Lawyers from the office of U.S. Attorney Melinda Haag said in a filing that the U.S. solicitor general, who determines whether to appeal federal cases to the Supreme Court, decided not to appeal the circuit court decision.

The prosecution decision not to appeal further means that Bonds is cleared of all charges.

Bonds, who will turn 51 on Friday, was accused in a 2007 indictment of perjury and obstruction of justice in 2003 before a grand jury that was investigating the distribution of performance-enhancing drugs to athletes by the Bay Area Laboratory Co-Operative, or BALCO.

After lengthy proceedings that included three revisions of the indictment, Bonds was convicted at a federal trial in San Francisco in 2011 of one count of obstruction of justice. He was acquitted of three other counts of making false statements.

Bonds and his defense team of six lawyers appealed, first to a three-judge panel of the 9th Circuit and then to a rarely convened 11-judge panel of the same court.

Although the smaller panel upheld the conviction in 2013, the expanded panel overturned the obstruction conviction by a 10-1 vote on April
22 of this year.

The court said that prosecutors hadn’t proved that Bonds had obstructed justice by giving the grand jury a rambling response in which he described himself as the “celebrity child” of a baseball-playing father.

The response was in answer to a question as to whether his trainer, Greg Anderson, had ever given him anything to inject himself with.

Bonds has already served his sentence of one month of home confinement and 250 hours of community service.

Bonds is the only one of 11 people charged in the BALCO case left without a conviction.

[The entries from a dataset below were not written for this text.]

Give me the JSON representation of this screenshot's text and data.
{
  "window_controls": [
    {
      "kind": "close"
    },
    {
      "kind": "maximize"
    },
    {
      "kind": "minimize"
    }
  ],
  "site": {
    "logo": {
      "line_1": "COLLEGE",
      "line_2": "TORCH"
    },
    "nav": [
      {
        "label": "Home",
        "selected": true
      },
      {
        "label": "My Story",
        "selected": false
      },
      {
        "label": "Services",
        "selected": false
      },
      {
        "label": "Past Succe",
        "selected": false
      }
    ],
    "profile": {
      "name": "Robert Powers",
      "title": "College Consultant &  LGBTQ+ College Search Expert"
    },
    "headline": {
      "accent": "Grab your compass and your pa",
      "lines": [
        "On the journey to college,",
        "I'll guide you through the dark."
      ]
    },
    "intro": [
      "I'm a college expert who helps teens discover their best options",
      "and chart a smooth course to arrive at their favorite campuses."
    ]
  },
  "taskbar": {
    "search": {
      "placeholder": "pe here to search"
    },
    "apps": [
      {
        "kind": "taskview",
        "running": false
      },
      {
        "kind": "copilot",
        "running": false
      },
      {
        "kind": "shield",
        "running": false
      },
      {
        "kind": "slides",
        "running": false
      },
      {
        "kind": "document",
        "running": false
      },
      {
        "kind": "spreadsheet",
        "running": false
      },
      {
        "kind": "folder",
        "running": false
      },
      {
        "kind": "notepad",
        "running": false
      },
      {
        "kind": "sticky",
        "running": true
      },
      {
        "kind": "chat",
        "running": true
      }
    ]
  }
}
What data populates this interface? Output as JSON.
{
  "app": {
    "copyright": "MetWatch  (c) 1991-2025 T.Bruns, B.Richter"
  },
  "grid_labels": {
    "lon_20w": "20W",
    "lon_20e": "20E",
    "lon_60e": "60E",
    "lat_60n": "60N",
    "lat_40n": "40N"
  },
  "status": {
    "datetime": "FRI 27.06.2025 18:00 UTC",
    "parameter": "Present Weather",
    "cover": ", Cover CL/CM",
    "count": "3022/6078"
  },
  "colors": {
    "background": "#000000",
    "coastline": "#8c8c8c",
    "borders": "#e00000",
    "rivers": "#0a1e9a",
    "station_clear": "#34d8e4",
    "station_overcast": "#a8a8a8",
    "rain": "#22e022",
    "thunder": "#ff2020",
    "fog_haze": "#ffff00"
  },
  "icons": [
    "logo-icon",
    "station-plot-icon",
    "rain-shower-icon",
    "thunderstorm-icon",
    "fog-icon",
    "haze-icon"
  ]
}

The others who were charged, including athletes, Anderson and other trainers, BALCO officials and a chemist, all pleaded guilty or were convicted at trial of charges of either illegal distribution of drugs or lying before the grand jury.

Bonds played with the Giants from 1993 to 2007 and during that time set the Major League Baseball career home run record of 762, as well as
the single-season record of 73 in 2001.

In his 2003 testimony, Bonds admitted to the grand jury he had taken substances known as “the clear” and “the cream” from Anderson but said he thought they were flaxseed oil and arthritis ointment.

The substances were later identified as so-called designer steroids that had been engineered to be undetectable.